Should I Stay with a Married Man Who Still Lives With His Wife?

I met a man online, we had an immediate connection, chemistry, romance, physical connection. My first date after 8 years of break after marriage (emotionally abusive marriage). However, he is still married on paper. They live together for the kids but in separate rooms. He was broken by her cheating. He has told me he sees us together in the future. But recently also shared he was thinking of long-term dating, scared to combine homes etc. I am feeling like I may need to move on but I don’t want to do something that I should be trying to work through. Do I listen to my gut and just know that I can do better!! My heart is open and ready for love and learning. I have put my past behind and I am ready for fun and happiness in my life. Is it time to let go of this? Thank you!!!


There are a few primal drivers in our life, Amy: to seek pleasure and to avoid pain.

Why do women stay with men who aren’t making them happy? To avoid pain.

Why do women leave men who aren’t making them happy? To seek pleasure.

The end of your letter tells me you’re ready to seek pleasure, and, from my experience, listening to your gut is rarely a bad idea, Amy.

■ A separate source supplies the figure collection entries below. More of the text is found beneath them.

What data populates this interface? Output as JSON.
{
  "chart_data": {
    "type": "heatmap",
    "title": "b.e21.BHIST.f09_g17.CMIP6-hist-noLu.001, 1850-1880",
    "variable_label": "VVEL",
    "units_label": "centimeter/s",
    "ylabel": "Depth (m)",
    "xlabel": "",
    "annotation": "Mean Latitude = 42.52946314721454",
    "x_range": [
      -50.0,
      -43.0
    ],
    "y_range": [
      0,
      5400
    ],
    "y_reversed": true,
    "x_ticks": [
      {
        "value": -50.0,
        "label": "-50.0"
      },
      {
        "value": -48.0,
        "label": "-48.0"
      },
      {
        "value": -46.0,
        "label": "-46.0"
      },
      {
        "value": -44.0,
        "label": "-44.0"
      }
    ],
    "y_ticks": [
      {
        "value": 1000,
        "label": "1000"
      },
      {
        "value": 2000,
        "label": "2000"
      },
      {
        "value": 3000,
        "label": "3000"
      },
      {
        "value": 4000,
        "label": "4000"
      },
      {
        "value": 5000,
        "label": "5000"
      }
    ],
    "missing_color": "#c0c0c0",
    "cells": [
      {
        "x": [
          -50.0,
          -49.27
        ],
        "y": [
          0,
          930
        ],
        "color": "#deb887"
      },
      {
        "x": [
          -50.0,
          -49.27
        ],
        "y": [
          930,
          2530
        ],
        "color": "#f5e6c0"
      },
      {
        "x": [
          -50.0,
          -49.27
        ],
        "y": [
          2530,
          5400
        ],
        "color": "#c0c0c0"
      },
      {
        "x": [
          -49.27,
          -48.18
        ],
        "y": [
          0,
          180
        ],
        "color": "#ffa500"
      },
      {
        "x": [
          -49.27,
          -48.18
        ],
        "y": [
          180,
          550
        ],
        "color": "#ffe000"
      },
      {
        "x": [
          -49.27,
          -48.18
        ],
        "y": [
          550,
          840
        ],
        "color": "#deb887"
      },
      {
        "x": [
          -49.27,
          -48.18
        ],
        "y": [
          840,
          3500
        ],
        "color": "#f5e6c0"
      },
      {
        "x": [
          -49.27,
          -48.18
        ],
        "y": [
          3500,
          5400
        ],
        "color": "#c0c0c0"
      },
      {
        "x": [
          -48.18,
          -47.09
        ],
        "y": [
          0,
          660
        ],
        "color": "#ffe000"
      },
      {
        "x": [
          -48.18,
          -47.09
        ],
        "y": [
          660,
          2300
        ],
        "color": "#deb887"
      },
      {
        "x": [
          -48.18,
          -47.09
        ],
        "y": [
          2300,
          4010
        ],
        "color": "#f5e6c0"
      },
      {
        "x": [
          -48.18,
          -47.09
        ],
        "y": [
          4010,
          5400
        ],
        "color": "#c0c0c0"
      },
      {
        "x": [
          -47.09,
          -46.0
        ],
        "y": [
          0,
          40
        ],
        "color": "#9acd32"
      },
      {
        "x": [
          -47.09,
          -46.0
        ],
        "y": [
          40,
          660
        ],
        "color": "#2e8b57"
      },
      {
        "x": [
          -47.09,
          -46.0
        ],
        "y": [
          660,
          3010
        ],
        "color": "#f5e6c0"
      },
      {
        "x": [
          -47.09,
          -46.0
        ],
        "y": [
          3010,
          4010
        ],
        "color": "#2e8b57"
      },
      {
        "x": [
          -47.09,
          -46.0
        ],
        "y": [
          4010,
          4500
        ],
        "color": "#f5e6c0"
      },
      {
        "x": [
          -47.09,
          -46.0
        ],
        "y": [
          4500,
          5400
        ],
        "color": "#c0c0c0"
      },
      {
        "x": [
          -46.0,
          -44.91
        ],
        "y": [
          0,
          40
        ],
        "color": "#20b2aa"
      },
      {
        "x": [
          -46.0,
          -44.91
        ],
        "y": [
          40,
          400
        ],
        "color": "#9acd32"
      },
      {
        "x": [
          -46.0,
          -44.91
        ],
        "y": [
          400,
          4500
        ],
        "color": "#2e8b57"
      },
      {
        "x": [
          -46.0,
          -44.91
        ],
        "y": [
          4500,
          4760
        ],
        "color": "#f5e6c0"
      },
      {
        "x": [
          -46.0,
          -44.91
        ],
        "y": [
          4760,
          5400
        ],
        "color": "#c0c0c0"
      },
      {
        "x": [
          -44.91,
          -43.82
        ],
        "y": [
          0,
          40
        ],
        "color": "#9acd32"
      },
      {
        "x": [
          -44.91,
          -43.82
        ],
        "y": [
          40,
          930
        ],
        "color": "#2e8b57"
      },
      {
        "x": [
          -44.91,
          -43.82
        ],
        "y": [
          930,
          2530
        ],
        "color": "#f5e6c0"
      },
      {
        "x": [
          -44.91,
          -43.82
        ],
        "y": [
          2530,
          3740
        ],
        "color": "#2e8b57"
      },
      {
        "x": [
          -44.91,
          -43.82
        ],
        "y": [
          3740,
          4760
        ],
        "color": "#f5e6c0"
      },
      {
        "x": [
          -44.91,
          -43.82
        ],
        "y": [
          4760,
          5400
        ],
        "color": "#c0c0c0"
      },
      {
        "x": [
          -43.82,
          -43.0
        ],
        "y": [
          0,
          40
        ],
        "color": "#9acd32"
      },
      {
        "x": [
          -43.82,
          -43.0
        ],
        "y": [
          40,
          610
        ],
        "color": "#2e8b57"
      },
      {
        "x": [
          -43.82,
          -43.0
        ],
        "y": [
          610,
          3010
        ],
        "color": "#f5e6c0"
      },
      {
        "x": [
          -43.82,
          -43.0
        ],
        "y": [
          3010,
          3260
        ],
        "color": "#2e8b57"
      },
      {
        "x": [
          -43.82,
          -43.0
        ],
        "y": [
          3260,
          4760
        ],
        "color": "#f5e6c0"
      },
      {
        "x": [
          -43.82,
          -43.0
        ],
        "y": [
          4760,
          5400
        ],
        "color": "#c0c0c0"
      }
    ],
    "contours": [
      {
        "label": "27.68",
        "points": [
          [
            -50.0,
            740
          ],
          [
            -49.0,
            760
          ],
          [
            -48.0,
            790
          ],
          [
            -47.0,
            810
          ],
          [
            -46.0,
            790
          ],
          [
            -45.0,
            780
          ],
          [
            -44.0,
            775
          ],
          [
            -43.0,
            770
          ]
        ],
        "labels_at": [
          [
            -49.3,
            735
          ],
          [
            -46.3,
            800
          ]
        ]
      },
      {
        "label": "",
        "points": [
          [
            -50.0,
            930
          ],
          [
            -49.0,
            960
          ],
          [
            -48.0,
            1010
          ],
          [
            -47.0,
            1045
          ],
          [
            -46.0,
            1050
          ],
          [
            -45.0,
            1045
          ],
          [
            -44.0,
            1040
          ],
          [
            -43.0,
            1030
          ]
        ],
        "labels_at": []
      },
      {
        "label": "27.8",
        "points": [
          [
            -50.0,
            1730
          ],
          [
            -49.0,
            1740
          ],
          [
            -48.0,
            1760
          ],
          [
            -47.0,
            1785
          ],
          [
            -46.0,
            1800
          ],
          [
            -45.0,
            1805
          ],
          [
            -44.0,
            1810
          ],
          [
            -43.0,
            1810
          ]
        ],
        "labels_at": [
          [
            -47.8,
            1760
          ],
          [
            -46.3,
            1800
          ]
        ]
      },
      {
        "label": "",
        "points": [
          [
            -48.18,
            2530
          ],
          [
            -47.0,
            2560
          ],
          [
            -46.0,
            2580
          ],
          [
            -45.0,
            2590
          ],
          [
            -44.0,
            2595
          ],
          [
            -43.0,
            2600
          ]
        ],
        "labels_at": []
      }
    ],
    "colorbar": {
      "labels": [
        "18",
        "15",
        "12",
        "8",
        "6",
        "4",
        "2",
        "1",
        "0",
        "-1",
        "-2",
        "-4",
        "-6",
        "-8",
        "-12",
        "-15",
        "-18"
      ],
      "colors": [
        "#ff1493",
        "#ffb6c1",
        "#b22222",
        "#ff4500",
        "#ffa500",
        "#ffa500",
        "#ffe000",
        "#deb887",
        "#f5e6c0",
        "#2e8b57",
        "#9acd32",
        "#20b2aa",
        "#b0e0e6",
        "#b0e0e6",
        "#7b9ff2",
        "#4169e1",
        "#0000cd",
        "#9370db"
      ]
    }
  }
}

The gut tells us what the brain and heart won’t: “I don’t feel safe here. Something is off here. I don’t think I can be myself here.”

I sum that all up into a neat quote: Believe the negatives, ignore the positives.

Of course, you’re going to have chemistry, romance, physical connection with a guy – that’s exactly what STARTS pretty much every relationship.

Well, dating a “broken” married man sounds, to me, like the opposite of fun and happiness.

But you’re playing the long game here – trying to find a lifetime partner, presumably – and your decision-making criteria has to change when you’re considering a future.

I think of a former Love U student named Kelly. Late 40’s, never been married, a long history of accepting poor treatment from men.

Finally, through coaching, Kelly sees the light and finds a guy who is smart and kind and funny and interested and treats her right. That’s the positives.

The negatives? Her boyfriend had a kidney disease and was missing a kidney. Because of complications from his disease, he had the bottom of one leg amputated. Because of his health issues, he was depressed and suffered from erectile dysfunction.

Eight months in, Kelly was starting to feel guilty – she appreciated that he was a kind man who was treating her well, but she didn’t have the “normal” love life she sought – one filled with fun, travel and sex.

When she turned to me for private counsel, I’m sure she was expecting me to tell her something about character and communication and valuing how well he treats her.

Instead, I said this:

“Kelly, I promise you that you can find another man who treats you well that has two kidneys, two legs and a working dick.”

I meant it. She can feel bad for him. I can feel bad for him. But that’s not a reason to stay in a relationship, especially if the relationship isn’t making her happy.

So, I say to you, “Amy, I promise you that you can find another man who treats you well that is not married, living with his wife, and not scared of intimacy.”

You claim to want fun and happiness.

Well, dating a “broken” married man sounds, to me, like the opposite of fun and happiness.